Sudah saatnya pemerintah berhenti memadamkan api ketika kebakaran sudah terjadi. Yang dibutuhkan adalah sistem distribusi yang transparan, pengawasan digital yang ketat, penindakan tanpa kompromi terhadap mafia BBM apabila ditemukan, serta keterbukaan informasi kepada masyarakat mengenai kondisi pasokan.

Rakyat tidak meminta sesuatu yang berlebihan. Mereka hanya ingin mengisi tangki kendaraan tanpa harus mengorbankan setengah hari hidupnya.

Antrean BBM bukan sekadar persoalan bensin. Ini adalah cermin kualitas pelayanan negara kepada rakyatnya. Ketika mendapatkan bahan bakar saja menjadi perjuangan, maka wajar jika masyarakat mulai mempertanyakan sejauh mana pemerintah benar-benar hadir untuk melayani.
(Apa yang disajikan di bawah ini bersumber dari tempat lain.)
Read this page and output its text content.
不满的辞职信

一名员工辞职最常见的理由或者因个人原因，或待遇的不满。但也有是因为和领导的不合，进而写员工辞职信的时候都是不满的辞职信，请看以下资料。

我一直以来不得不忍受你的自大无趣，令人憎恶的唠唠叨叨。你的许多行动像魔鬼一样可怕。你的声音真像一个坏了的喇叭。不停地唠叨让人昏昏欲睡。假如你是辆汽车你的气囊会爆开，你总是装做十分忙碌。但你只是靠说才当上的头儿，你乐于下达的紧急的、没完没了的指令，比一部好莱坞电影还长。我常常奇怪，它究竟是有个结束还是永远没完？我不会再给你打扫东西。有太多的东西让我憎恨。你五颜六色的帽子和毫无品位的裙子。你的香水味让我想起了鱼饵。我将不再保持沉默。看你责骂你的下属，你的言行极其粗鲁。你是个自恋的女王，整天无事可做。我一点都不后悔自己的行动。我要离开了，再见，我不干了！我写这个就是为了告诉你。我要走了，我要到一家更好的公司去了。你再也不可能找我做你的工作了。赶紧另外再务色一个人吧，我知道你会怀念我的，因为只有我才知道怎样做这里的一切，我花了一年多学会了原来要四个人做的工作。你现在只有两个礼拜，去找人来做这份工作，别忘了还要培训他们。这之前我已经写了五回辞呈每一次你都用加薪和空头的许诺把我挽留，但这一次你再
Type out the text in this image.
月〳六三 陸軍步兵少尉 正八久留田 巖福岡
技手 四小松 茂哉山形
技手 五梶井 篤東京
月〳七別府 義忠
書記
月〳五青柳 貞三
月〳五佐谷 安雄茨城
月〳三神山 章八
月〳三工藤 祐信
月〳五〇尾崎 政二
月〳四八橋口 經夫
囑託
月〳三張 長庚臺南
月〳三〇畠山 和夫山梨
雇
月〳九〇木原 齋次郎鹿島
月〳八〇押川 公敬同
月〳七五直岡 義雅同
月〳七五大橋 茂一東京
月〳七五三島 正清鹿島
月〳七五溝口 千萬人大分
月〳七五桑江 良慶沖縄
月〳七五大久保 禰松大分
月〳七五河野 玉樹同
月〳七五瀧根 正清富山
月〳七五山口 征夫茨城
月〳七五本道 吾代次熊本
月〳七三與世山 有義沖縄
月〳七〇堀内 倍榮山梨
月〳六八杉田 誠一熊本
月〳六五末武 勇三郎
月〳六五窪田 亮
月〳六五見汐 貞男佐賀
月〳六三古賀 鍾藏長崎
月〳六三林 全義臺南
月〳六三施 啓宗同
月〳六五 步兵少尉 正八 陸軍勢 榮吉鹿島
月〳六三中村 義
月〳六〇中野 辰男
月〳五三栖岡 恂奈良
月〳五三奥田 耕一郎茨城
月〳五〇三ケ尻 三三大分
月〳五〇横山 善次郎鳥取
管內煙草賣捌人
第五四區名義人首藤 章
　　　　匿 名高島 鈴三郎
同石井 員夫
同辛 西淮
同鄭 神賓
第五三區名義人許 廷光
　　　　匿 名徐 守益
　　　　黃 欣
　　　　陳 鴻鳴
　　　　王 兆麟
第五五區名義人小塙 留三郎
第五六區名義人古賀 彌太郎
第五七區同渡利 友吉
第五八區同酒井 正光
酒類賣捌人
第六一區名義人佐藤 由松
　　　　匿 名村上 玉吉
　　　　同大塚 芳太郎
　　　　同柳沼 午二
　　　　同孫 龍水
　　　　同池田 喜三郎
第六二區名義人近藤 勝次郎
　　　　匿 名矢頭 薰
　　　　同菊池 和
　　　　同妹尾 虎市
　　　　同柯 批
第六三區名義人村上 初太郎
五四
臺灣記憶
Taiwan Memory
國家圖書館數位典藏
Pesisir Selatan hanyalah satu potret. Di berbagai daerah Sumatera Barat, masyarakat juga merasakan dampak yang sama. Karena itu, persoalan ini harus dipandang sebagai alarm serius bahwa tata kelola distribusi energi membutuhkan pembenahan menyeluruh, bukan solusi sementara.

Negara tidak boleh membiarkan antrean panjang menjadi hal yang dianggap biasa. Sebab ketika rakyat dipaksa terbiasa dengan pelayanan yang buruk, sesungguhnya yang sedang dinormalisasi adalah kegagalan pemerintah dalam memenuhi kebutuhan dasar masyarakat.

Dan sejarah selalu mencatat, bukan seberapa banyak janji yang diucapkan pemerintah, melainkan seberapa cepat penderitaan rakyat berhasil diakhiri.